I flip to the vocabulary slide. My body clenches, but I resist the urge to look to Maeve for approval. This isn’t some ego-driven Hollywood shit. I can do this all on my own. I’m not being funny enough, but the lecture is completely passable.

“And the biggest question we’ll wrestle with for every film we discuss revolves around diegesis.”

A cacophony of keyboard clicks sounds through the room. The noise brings back a familiar feeling somewhere deep in my bones. It takes me back to when I was a wholly different person, freezing my ass off in England, losing sleep over disappointing my parents by getting a humanities PhD, returning home to a fiancée who sometimes wouldn’t kiss me if I was too tired to go to the archives with her.

“In a musical, songs are either diegetic or non-diegetic.” Said that in the wrong order. “But the effect of diegesis can be seen in any movie, really. Take a montage where some hack director decides to play ‘We Are the Champions’ over his generic sports drama. That song is non-diegetic. The fabled basketball team isn’t actually hearing hours upon hours of the same Queen song.”

The class chuckles again.

“It’s there on a meta level to form the movie itself. But then take the ‘Can’t Hurry Love’ scene in Bad Times at the El Royale. Cynthia Erivo plays an actual singer who sings actual songs that the other characters in the movie can hear. Music in that film is diegetic.”

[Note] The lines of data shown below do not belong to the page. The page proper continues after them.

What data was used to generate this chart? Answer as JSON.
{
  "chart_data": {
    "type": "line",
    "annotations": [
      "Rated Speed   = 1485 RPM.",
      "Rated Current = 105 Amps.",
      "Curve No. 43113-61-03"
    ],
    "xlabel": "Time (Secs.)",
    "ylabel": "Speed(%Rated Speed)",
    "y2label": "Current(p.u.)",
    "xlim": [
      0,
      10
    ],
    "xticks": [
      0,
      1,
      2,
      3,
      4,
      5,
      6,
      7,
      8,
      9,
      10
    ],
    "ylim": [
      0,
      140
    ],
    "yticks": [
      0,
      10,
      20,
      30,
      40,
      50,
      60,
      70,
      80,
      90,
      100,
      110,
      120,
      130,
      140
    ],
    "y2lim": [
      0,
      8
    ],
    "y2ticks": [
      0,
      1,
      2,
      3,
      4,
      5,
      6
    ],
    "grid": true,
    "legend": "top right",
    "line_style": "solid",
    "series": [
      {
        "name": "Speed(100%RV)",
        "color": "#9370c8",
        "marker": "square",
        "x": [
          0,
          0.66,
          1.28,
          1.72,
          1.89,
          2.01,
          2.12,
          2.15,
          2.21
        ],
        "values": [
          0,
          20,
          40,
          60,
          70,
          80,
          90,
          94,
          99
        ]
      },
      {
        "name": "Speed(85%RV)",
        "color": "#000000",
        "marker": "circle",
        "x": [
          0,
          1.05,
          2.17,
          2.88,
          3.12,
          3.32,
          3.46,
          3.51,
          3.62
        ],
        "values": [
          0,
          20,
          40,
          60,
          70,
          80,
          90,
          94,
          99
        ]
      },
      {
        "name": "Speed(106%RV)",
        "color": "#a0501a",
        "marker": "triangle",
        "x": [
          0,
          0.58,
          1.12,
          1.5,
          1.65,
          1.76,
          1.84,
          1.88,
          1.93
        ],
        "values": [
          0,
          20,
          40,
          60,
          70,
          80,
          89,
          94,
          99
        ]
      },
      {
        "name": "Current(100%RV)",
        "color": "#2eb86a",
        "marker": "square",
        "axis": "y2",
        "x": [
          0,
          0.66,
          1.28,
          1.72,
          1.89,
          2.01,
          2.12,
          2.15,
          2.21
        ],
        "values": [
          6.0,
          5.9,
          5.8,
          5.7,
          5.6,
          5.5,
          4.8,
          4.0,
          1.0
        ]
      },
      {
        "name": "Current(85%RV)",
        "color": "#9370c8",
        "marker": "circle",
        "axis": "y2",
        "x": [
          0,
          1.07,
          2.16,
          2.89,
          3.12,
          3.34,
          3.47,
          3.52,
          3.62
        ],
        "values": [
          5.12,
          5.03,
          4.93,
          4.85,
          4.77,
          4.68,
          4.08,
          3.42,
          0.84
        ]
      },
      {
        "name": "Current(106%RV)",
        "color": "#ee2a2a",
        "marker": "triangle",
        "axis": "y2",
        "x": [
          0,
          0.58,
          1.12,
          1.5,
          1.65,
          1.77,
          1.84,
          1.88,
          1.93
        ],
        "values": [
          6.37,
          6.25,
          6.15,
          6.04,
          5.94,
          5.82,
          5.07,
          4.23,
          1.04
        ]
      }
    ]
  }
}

I flip to my diegesis-music slide. “When it comes to musicals, it’s mostly established that songs are non-diegetic. They serve as something more symbolic. Audiences are forced to suspend their disbelief. Exceptions being, of course, actual music performances in shows. The operas in Phantom of the Opera or cabaret numbers in Cabaret. In a theater setting, where drama is larger than life anyway, it’s had a history of success. But with movies, which, over the past several decades, have trended toward realism, it becomes harder and harder to just buy that people are singing about their feelings. Thus, every movie musical filmmaker has to decide how they’re going to address music diegesis. Will songs really be sung in their movie universe; will they not exist for the characters, only for the audience; or will it be a mixture of the two? Which brings us to our first case study…”

I click my tongue. Switch the slide.

Aaaand it still says The Sound of Music. My hand migrates to my neck.

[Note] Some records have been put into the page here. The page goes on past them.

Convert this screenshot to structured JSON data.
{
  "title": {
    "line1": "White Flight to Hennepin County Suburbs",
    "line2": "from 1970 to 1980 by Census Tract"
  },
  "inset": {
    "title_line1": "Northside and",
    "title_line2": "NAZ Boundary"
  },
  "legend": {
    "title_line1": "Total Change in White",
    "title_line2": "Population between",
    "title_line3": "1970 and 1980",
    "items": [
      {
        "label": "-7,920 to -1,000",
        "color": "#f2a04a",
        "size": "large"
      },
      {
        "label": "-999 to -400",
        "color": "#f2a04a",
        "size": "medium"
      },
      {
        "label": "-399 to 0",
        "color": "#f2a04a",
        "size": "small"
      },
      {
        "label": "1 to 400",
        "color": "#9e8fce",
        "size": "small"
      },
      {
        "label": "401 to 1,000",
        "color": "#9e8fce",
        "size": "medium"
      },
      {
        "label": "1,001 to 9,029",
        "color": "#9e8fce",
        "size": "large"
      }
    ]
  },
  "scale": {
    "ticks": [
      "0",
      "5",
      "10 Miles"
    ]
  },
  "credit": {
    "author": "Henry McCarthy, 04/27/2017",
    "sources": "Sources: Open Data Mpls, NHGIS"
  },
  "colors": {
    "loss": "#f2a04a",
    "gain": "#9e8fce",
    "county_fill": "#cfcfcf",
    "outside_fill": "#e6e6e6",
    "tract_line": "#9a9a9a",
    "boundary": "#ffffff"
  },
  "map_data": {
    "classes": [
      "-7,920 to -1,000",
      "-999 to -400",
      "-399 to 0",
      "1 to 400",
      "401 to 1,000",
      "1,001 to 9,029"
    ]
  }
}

I finally glance over at Maeve. She’s got a heavy frown on her face. Like I did this to personally humiliate her.

“That’s a clip we’ll look at if we have time,” I say, flipping back to the diegesis slide. A quick scan around the room establishes that no one noticed. I pull my hand from my neck. “We’re actually focusing on the 1961 classic West Side Story to start.”

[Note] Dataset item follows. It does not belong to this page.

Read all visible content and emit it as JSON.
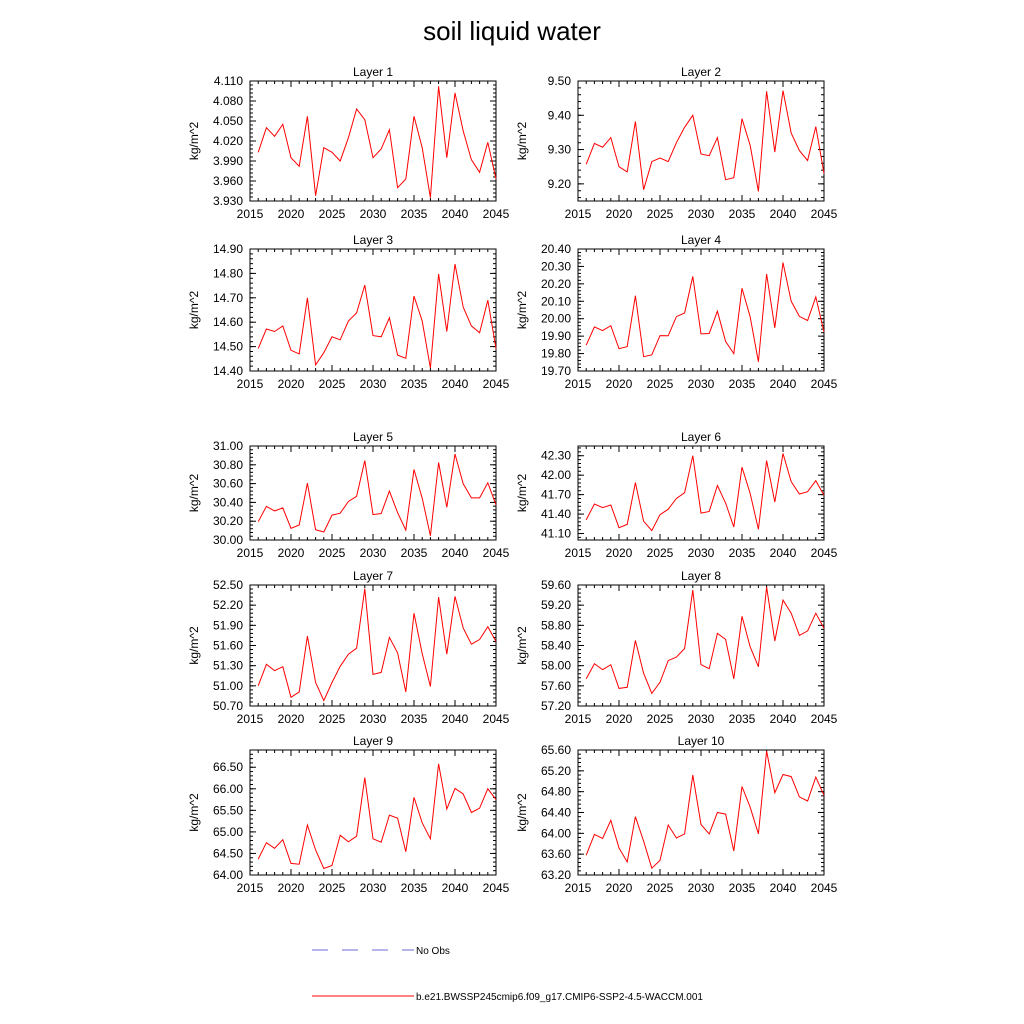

It’s fine, we’ll just not have a slide for that. I wonder why Maeve and Trish’s assistant established the syllabus but didn’t change my slide, but go figure. I do the rest of the lecture as planned. By the time I get to the end, about half an hour later, my blood’s buzzing. I’m still on edge, but something about this almost feels good. Familiar. The good parts of England, the parts that filled my well when Emily stole from it.

Maeve returns to the front of the classroom when I finish speaking.

“Does anyone have any final questions before the screening?” Maeve asks.